For the subjects with more than 14 decayed, missing, or filled teeth, the hazard ratio for all-cause mortality was 1.46.



Patients with good dental hygiene had better overall survival.



"When you go into dialysis clinics, you see that patients have terrible teeth, among other conditions," said Dr. Strippoli. "One day, I thought, why don't we look into this, because the association between dental health in ESRD patients and mortality was unknown," he explained.



In a recent meta-analysis of ESRD patients, Dr. Strippoli's team found that one-quarter of patients never brushed their teeth, and only a minority ever flossed (Nephrol Dial Transplant. 2014;29:364-375). This might explain why oral disease is more severe in dialysis patients than in the population overall.

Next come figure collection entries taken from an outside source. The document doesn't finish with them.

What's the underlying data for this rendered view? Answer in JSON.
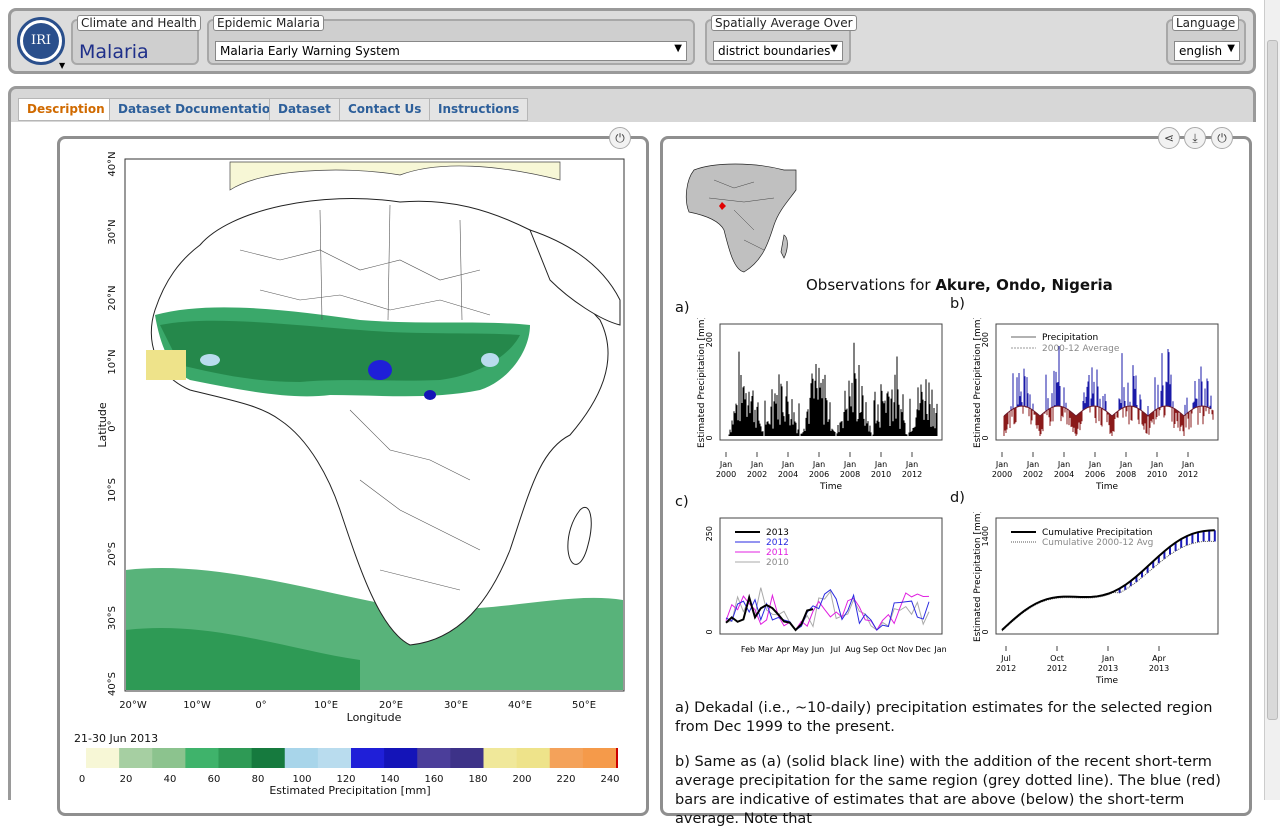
{
  "header": {
    "logo_text": "IRI",
    "climate_label": "Climate and Health",
    "climate_value": "Malaria",
    "epidemic_label": "Epidemic Malaria",
    "epidemic_value": "Malaria Early Warning System",
    "spatial_label": "Spatially Average Over",
    "spatial_value": "district boundaries",
    "language_label": "Language",
    "language_value": "english"
  },
  "tabs": [
    {
      "label": "Description",
      "active": true
    },
    {
      "label": "Dataset Documentation",
      "active": false
    },
    {
      "label": "Dataset",
      "active": false
    },
    {
      "label": "Contact Us",
      "active": false
    },
    {
      "label": "Instructions",
      "active": false
    }
  ],
  "map": {
    "lat_ticks": [
      "40°N",
      "30°N",
      "20°N",
      "10°N",
      "0°",
      "10°S",
      "20°S",
      "30°S",
      "40°S"
    ],
    "lon_ticks": [
      "20°W",
      "10°W",
      "0°",
      "10°E",
      "20°E",
      "30°E",
      "40°E",
      "50°E"
    ],
    "xlabel": "Longitude",
    "ylabel": "Latitude",
    "date": "21-30 Jun 2013",
    "colorbar_ticks": [
      "0",
      "20",
      "40",
      "60",
      "80",
      "100",
      "120",
      "140",
      "160",
      "180",
      "200",
      "220",
      "240"
    ],
    "colorbar_label": "Estimated Precipitation [mm]",
    "colorbar_colors": [
      "#f7f7d6",
      "#a6cfa2",
      "#8cc38e",
      "#3fb36b",
      "#2e9a55",
      "#167a3e",
      "#a8d5ea",
      "#b9dcee",
      "#1f1fd8",
      "#1414b8",
      "#4b3e9a",
      "#3d3288",
      "#f0e89a",
      "#eee38a",
      "#f4a25a",
      "#f59a4a"
    ],
    "colors": {
      "sahara": "#ffffff",
      "greenband": "#3aa86a",
      "ocean_south": "#58b37a",
      "sea": "#ffffff"
    }
  },
  "right": {
    "title_prefix": "Observations for ",
    "title_place": "Akure, Ondo, Nigeria",
    "labels": {
      "a": "a)",
      "b": "b)",
      "c": "c)",
      "d": "d)"
    },
    "ylabel_a": "Estimated Precipitation [mm]",
    "ylabel_b": "Estimated Precipitation [mm]",
    "ylabel_d": "Estimated Precipitation [mm]",
    "time_label": "Time",
    "year_ticks_top": [
      "Jan",
      "Jan",
      "Jan",
      "Jan",
      "Jan",
      "Jan",
      "Jan"
    ],
    "year_ticks_bottom": [
      "2000",
      "2002",
      "2004",
      "2006",
      "2008",
      "2010",
      "2012"
    ],
    "y200": "200",
    "y0": "0",
    "y250": "250",
    "y1400": "1400",
    "legend_b": [
      "Precipitation",
      "2000-12 Average"
    ],
    "legend_c": [
      "2013",
      "2012",
      "2011",
      "2010"
    ],
    "months_c": [
      "Feb",
      "Mar",
      "Apr",
      "May",
      "Jun",
      "Jul",
      "Aug",
      "Sep",
      "Oct",
      "Nov",
      "Dec",
      "Jan"
    ],
    "legend_d": [
      "Cumulative Precipitation",
      "Cumulative 2000-12 Avg"
    ],
    "d_ticks_top": [
      "Jul",
      "Oct",
      "Jan",
      "Apr"
    ],
    "d_ticks_bottom": [
      "2012",
      "2012",
      "2013",
      "2013"
    ],
    "para_a": "a) Dekadal (i.e., ~10-daily) precipitation estimates for the selected region from Dec 1999 to the present.",
    "para_b": "b) Same as (a) (solid black line) with the addition of the recent short-term average precipitation for the same region (grey dotted line). The blue (red) bars are indicative of estimates that are above (below) the short-term average. Note that"
  }
}
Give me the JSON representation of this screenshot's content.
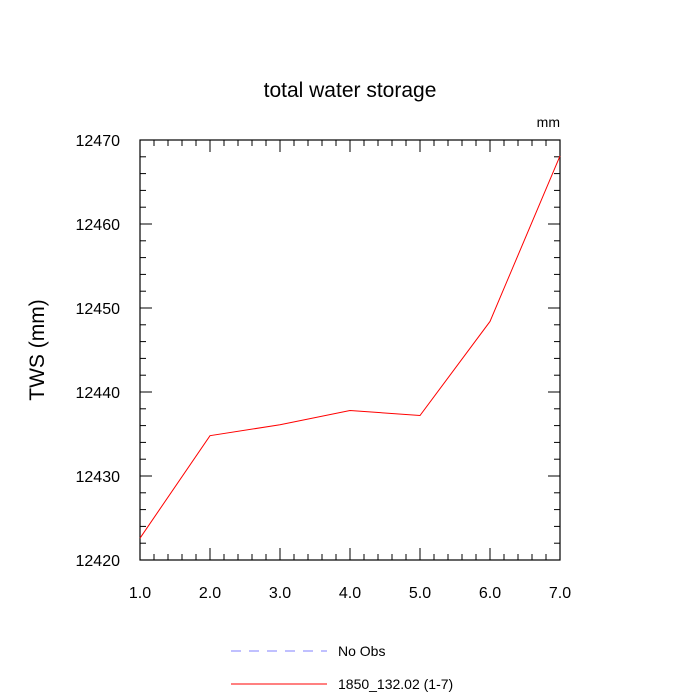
{
  "chart_data": {
    "type": "line",
    "title": "total water storage",
    "units_label": "mm",
    "xlabel": "",
    "ylabel": "TWS  (mm)",
    "xlim": [
      1,
      7
    ],
    "ylim": [
      12420,
      12470
    ],
    "x_ticks": [
      "1.0",
      "2.0",
      "3.0",
      "4.0",
      "5.0",
      "6.0",
      "7.0"
    ],
    "y_ticks": [
      "12420",
      "12430",
      "12440",
      "12450",
      "12460",
      "12470"
    ],
    "grid": false,
    "legend_position": "bottom-center",
    "series": [
      {
        "name": "No Obs",
        "color": "#8080ff",
        "style": "dashed",
        "x": [],
        "y": []
      },
      {
        "name": "1850_132.02 (1-7)",
        "color": "#ff0000",
        "style": "solid",
        "x": [
          1,
          2,
          3,
          4,
          5,
          6,
          7
        ],
        "y": [
          12422.6,
          12434.8,
          12436.1,
          12437.8,
          12437.2,
          12448.4,
          12468.1
        ]
      }
    ]
  }
}
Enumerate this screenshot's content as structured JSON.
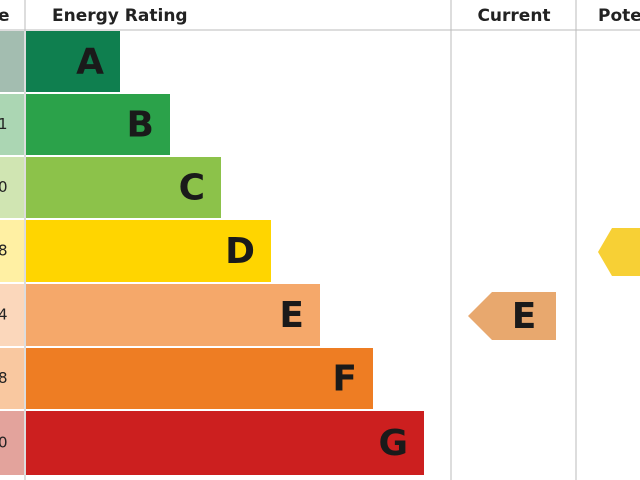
{
  "header": {
    "score": "e",
    "rating": "Energy Rating",
    "current": "Current",
    "potential": "Pote"
  },
  "rows": [
    {
      "band": "A"
    },
    {
      "score": "1",
      "band": "B"
    },
    {
      "score": "0",
      "band": "C"
    },
    {
      "score": "8",
      "band": "D"
    },
    {
      "score": "4",
      "band": "E"
    },
    {
      "score": "8",
      "band": "F"
    },
    {
      "score": "0",
      "band": "G"
    }
  ],
  "current": "E"
}
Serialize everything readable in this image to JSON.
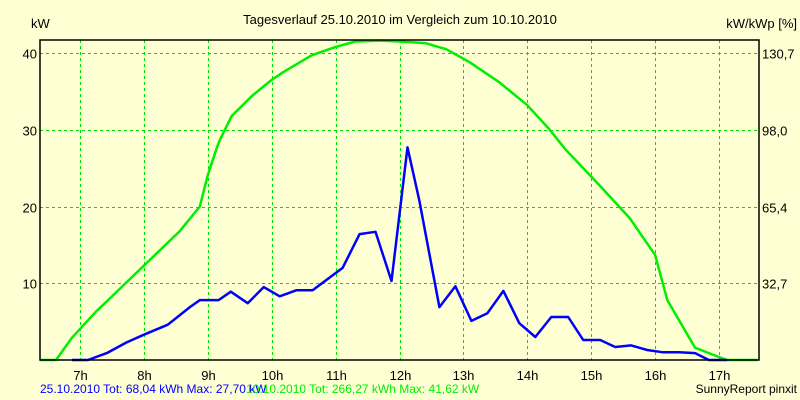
{
  "chart_data": {
    "type": "line",
    "title": "Tagesverlauf 25.10.2010 im Vergleich zum 10.10.2010",
    "ylabel": "kW",
    "ylabel_right": "kW/kWp [%]",
    "xlim": [
      6.375,
      17.625
    ],
    "ylim": [
      0,
      41.7
    ],
    "grid": true,
    "x_ticks": [
      7,
      8,
      9,
      10,
      11,
      12,
      13,
      14,
      15,
      16,
      17
    ],
    "x_tick_labels": [
      "7h",
      "8h",
      "9h",
      "10h",
      "11h",
      "12h",
      "13h",
      "14h",
      "15h",
      "16h",
      "17h"
    ],
    "y_ticks": [
      10,
      20,
      30,
      40
    ],
    "y_tick_labels": [
      "10",
      "20",
      "30",
      "40"
    ],
    "y_right_tick_labels": [
      "32,7",
      "65,4",
      "98,0",
      "130,7"
    ],
    "series": [
      {
        "name": "25.10.2010",
        "color": "#0000FF",
        "legend": "25.10.2010 Tot: 68,04 kWh Max: 27,70 kW",
        "x": [
          6.875,
          7.125,
          7.42,
          7.73,
          8.0,
          8.375,
          8.72,
          8.875,
          9.17,
          9.36,
          9.625,
          9.875,
          10.125,
          10.39,
          10.64,
          11.11,
          11.375,
          11.625,
          11.875,
          12.125,
          12.31,
          12.625,
          12.875,
          13.125,
          13.375,
          13.625,
          13.875,
          14.125,
          14.375,
          14.64,
          14.875,
          15.14,
          15.375,
          15.625,
          15.875,
          16.125,
          16.375,
          16.625,
          16.84,
          17.125
        ],
        "y": [
          0,
          0,
          0.9,
          2.3,
          3.3,
          4.6,
          6.9,
          7.8,
          7.8,
          8.9,
          7.4,
          9.5,
          8.3,
          9.1,
          9.1,
          12.0,
          16.4,
          16.7,
          10.3,
          27.7,
          20.8,
          6.9,
          9.6,
          5.1,
          6.1,
          9.0,
          4.8,
          3.0,
          5.6,
          5.6,
          2.6,
          2.6,
          1.7,
          1.9,
          1.3,
          1.0,
          1.0,
          0.9,
          0,
          0
        ]
      },
      {
        "name": "10.10.2010",
        "color": "#00EE00",
        "legend": "10.10.2010 Tot: 266,27 kWh Max: 41,62 kW",
        "x": [
          6.375,
          6.625,
          6.875,
          7.25,
          7.44,
          8.0,
          8.5625,
          8.875,
          9.0,
          9.14,
          9.19,
          9.375,
          9.69,
          10.0,
          10.18,
          10.625,
          11.0,
          11.31,
          11.7,
          12.0,
          12.4,
          12.73,
          13.1,
          13.56,
          14.0,
          14.34,
          14.6,
          15.125,
          15.6,
          16.0,
          16.19,
          16.625,
          16.87,
          17.125,
          17.6
        ],
        "y": [
          0,
          0,
          2.9,
          6.3,
          7.8,
          12.3,
          16.8,
          20.0,
          24.1,
          27.6,
          28.7,
          31.8,
          34.4,
          36.5,
          37.5,
          39.7,
          40.8,
          41.5,
          41.62,
          41.5,
          41.3,
          40.5,
          38.8,
          36.2,
          33.2,
          30.1,
          27.4,
          22.8,
          18.5,
          13.7,
          7.8,
          1.6,
          0.8,
          0,
          0
        ]
      }
    ],
    "footer_credit": "SunnyReport pinxit"
  }
}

The association between poor dental health and increased mortality risk suggests that improved oral hygiene would improve survival in ESRD patients, Dr. Strippoli said, and it certainly couldn't do any harm.



This is a "simple but important observation," said Lynda Anne Szczech, MD, from Durham Nephrology Associates in North Carolina.



ORAL-D confirms findings from a previous study of ESRD patients. Those researchers found a significant association between moderate to severe periodontal disease and cardiovascular mortality, she reported.



"Inflammation is a powerful force that we are just beginning to recognize," Dr. Szczech told Medscape Medical News.



"The key is knowledge and action," she said. "And the role of good dental health in people with normal or abnormal kidney function is such an 'actionable' area."



Proper randomized trials are still needed, said Massimo Petruzzi, DDS, PhD, assistant professor of dentistry at the University of Bari in Italy. Nevertheless, this study "certainly strongly suggests that dental care should be provided for hemodialysis patients," he added.



The study was funded by Diaverum. Dr. Strippoli, Dr. Szczech, and Dr. Petruzzi have disclosed no relevant financial relationships.



European Renal Association-European Dialysis and Transplant Association (ERA-EDTA) 51st Congress: Abstract 4054. Presented June 1, 2014.